At a sensitive time when almost every Muslim is an object of some suspicion, the last thing anyone ought to be talking about is separatist mindsets, especially if it hinges on the singing of a song. If people of the North East refuse to sing or do not know the Vande Mataram, will they be asked to leave the country? Would anyone tell this to some Christian or Parsi or even a Hindu?
India has survived the last century without singing this song in schools. A tribute does not come with arrogance but dignity. Forcing false ideas of nationalism on the minds of vulnerable children is fanatical.
Therefore, Chidambaram’s comment regarding terrorism can easily get clubbed with this in the subconscious. If anything reveals the despicable nature of how politicians use religion, then this is it. Instead of making a strong point, even if it meant trying to soothe the frayed nerves of these febrile ideologues, he criticised the demolition of the Babri Masjid. Where is the connection?
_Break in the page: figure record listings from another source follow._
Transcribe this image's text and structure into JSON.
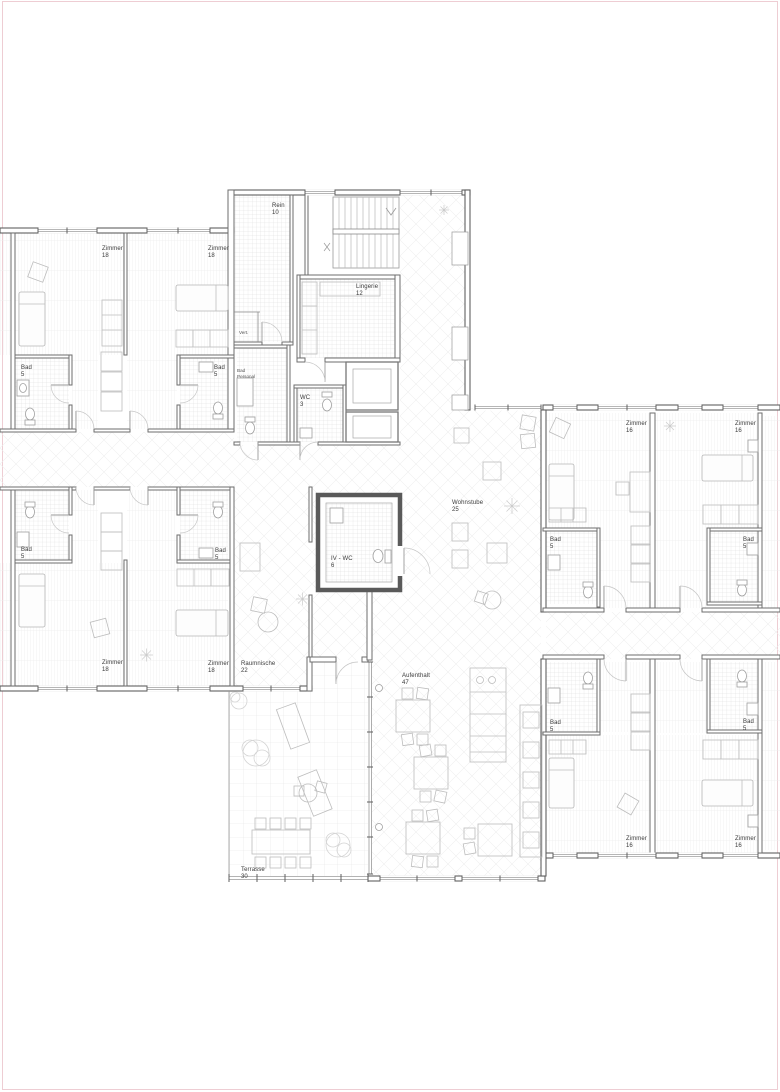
{
  "page": {
    "background": "#ffffff",
    "border_color": "#eecdd3"
  },
  "plan": {
    "type": "architectural-floor-plan",
    "language": "de",
    "colors": {
      "walls": "#606060",
      "text": "#3a3a3a",
      "tile_hatch": "#d9d9d9",
      "plank_hatch": "#e3e3e3",
      "diagonal_hatch": "#efefef",
      "terrace_grid": "#e2e2e2",
      "page_border": "#eecdd3"
    },
    "rooms": {
      "rein": {
        "name": "Rein",
        "area": "10"
      },
      "lingerie": {
        "name": "Lingerie",
        "area": "12"
      },
      "wc": {
        "name": "WC",
        "area": "3"
      },
      "vert": {
        "name": "Vert."
      },
      "bad_personal": {
        "name": "Bad",
        "sub": "Personal"
      },
      "zimmer_tl_1": {
        "name": "Zimmer",
        "area": "18"
      },
      "zimmer_tl_2": {
        "name": "Zimmer",
        "area": "18"
      },
      "bad_tl_1": {
        "name": "Bad",
        "area": "5"
      },
      "bad_tl_2": {
        "name": "Bad",
        "area": "5"
      },
      "bad_bl_1": {
        "name": "Bad",
        "area": "5"
      },
      "bad_bl_2": {
        "name": "Bad",
        "area": "5"
      },
      "zimmer_bl_1": {
        "name": "Zimmer",
        "area": "18"
      },
      "zimmer_bl_2": {
        "name": "Zimmer",
        "area": "18"
      },
      "raumnische": {
        "name": "Raumnische",
        "area": "22"
      },
      "wohnstube": {
        "name": "Wohnstube",
        "area": "25"
      },
      "iv_wc": {
        "name": "IV - WC",
        "area": "6"
      },
      "aufenthalt": {
        "name": "Aufenthalt",
        "area": "47"
      },
      "terrasse": {
        "name": "Terrasse",
        "area": "30"
      },
      "zimmer_tr_1": {
        "name": "Zimmer",
        "area": "16"
      },
      "zimmer_tr_2": {
        "name": "Zimmer",
        "area": "16"
      },
      "bad_tr_1": {
        "name": "Bad",
        "area": "5"
      },
      "bad_tr_2": {
        "name": "Bad",
        "area": "5"
      },
      "bad_br_1": {
        "name": "Bad",
        "area": "5"
      },
      "bad_br_2": {
        "name": "Bad",
        "area": "5"
      },
      "zimmer_br_1": {
        "name": "Zimmer",
        "area": "16"
      },
      "zimmer_br_2": {
        "name": "Zimmer",
        "area": "16"
      }
    }
  }
}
He was in full political mode when he talked about a ‘golden rule’ where Hindus protect Muslims and Muslims in Jammu and Kashmir protect other communities. Is this the home minister of our country or some Buddhist monk? Are minorities on dole? Besides, there is a difference between most regions of India and J&K. It is relatively simple for the majority community to live alongside the minorities, which they do until some bigots enter the fray. The Valley’s problems are vastly different. If you have terrorists, the last thing on your mind is defending minorities, although there have been instances of it in the early days. Most of the minorities are not in Kashmir anymore, so this swipe by the minister was crafty in intent: “Alas, some think that the golden rule is dispensable or that it can be applied selectively.” His target might have been the BJP, but it could apply to any group.
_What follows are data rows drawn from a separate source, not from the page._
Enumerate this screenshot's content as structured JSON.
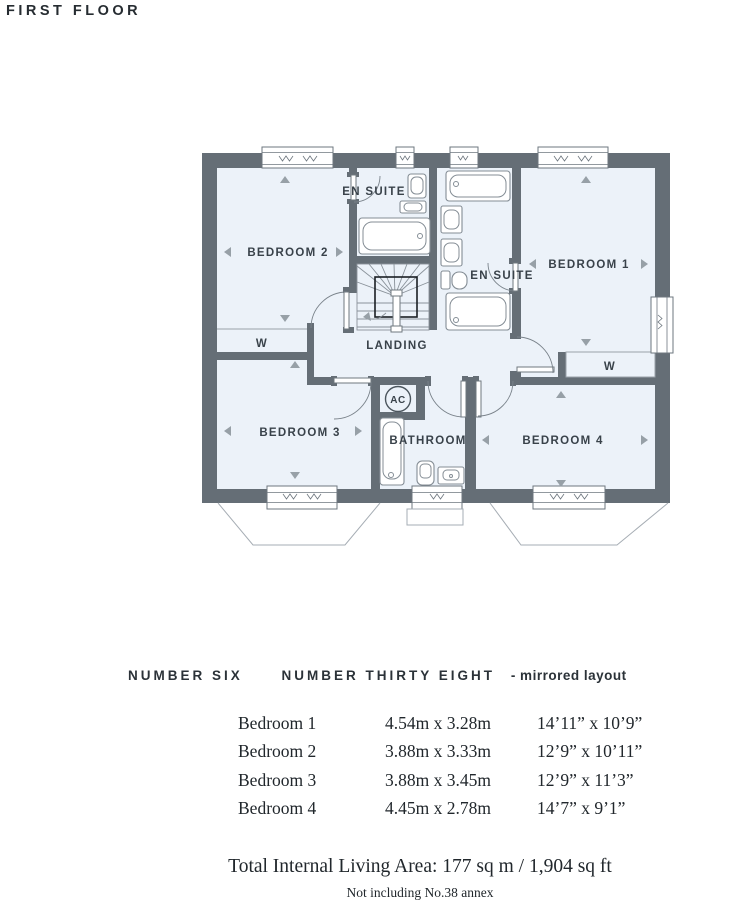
{
  "page_title": "FIRST FLOOR",
  "plan": {
    "labels": {
      "bedroom1": "BEDROOM 1",
      "bedroom2": "BEDROOM 2",
      "bedroom3": "BEDROOM 3",
      "bedroom4": "BEDROOM 4",
      "ensuite1": "EN SUITE",
      "ensuite2": "EN SUITE",
      "bathroom": "BATHROOM",
      "landing": "LANDING",
      "wardrobe1": "W",
      "wardrobe2": "W",
      "airing_cupboard": "AC"
    },
    "colors": {
      "wall": "#656e76",
      "room_fill": "#ecf2f9",
      "fixture_line": "#848d95",
      "label_text": "#39424a"
    }
  },
  "footer": {
    "heading": {
      "plot_left": "NUMBER SIX",
      "plot_right": "NUMBER THIRTY EIGHT",
      "suffix": "- mirrored layout"
    },
    "dimensions_table": {
      "rows": [
        {
          "room": "Bedroom 1",
          "metric": "4.54m x 3.28m",
          "imperial": "14’11” x 10’9”"
        },
        {
          "room": "Bedroom 2",
          "metric": "3.88m x 3.33m",
          "imperial": "12’9” x 10’11”"
        },
        {
          "room": "Bedroom 3",
          "metric": "3.88m x 3.45m",
          "imperial": "12’9” x 11’3”"
        },
        {
          "room": "Bedroom 4",
          "metric": "4.45m x 2.78m",
          "imperial": "14’7” x 9’1”"
        }
      ]
    },
    "total_area": "Total Internal Living Area: 177 sq m / 1,904 sq ft",
    "note": "Not including No.38 annex"
  }
}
He further stated, “Communalism also opposes modernity, rejects the idea of civil society and opposes political freedom to the people.” This is just too pat a remark. The problem is not with communalism but prejudice. If we use the term loosely then we are still left with the question about how to define modernity. What is civil society? We have instances of rape and murder committed within families, among neighbours, and it has no religious colour. Corruption is not communal in nature. What constitutes political freedom? To practise one’s non-religious beliefs? In a nation riddled with penury, illiteracy and paltry health care how would half the population, that incidentally lives close to or below the poverty line, possess any political knowledge, let alone freedom?
If it means going to vote and electing leaders, then it would arise out of the very ethos of divisiveness that the minister seems to oppose, extending to regions, castes and social status. These disparities are encouraged by the political class.
Have the Jamiat or the Darul-uloom ever come to the forefront and fought for the dispossessed within the community? What has been the role of religious organisations during times of riots and such crises? Do they work with traumatised victims as human beings and not merely god’s soldiers? Give us the instance of a single head of such an organisation who is leading such proactive movements. They merely pontificate and pronounce edicts. The opinion of a handful of maulvis cannot be elevated to a diktat.
As a political leader of the ruling party, this was an opportunity for the minister to send out clear signals about more important issues. By giving the thumbs up to one kind of fatwa, Chidambaram has in fact legitimised the concept that will give credence to some regressive measures that have to do with gender. For instance, the Jamiat does not want the central madrassa board’s interference in the running of local madrassas and it has declared that girls over 10 years of age would be educated according to “complete Shariat norms”. There will be segregation at several levels.
I suspect this is exactly what the political leadership wants. It then becomes easier to target such groups. For better or for worse.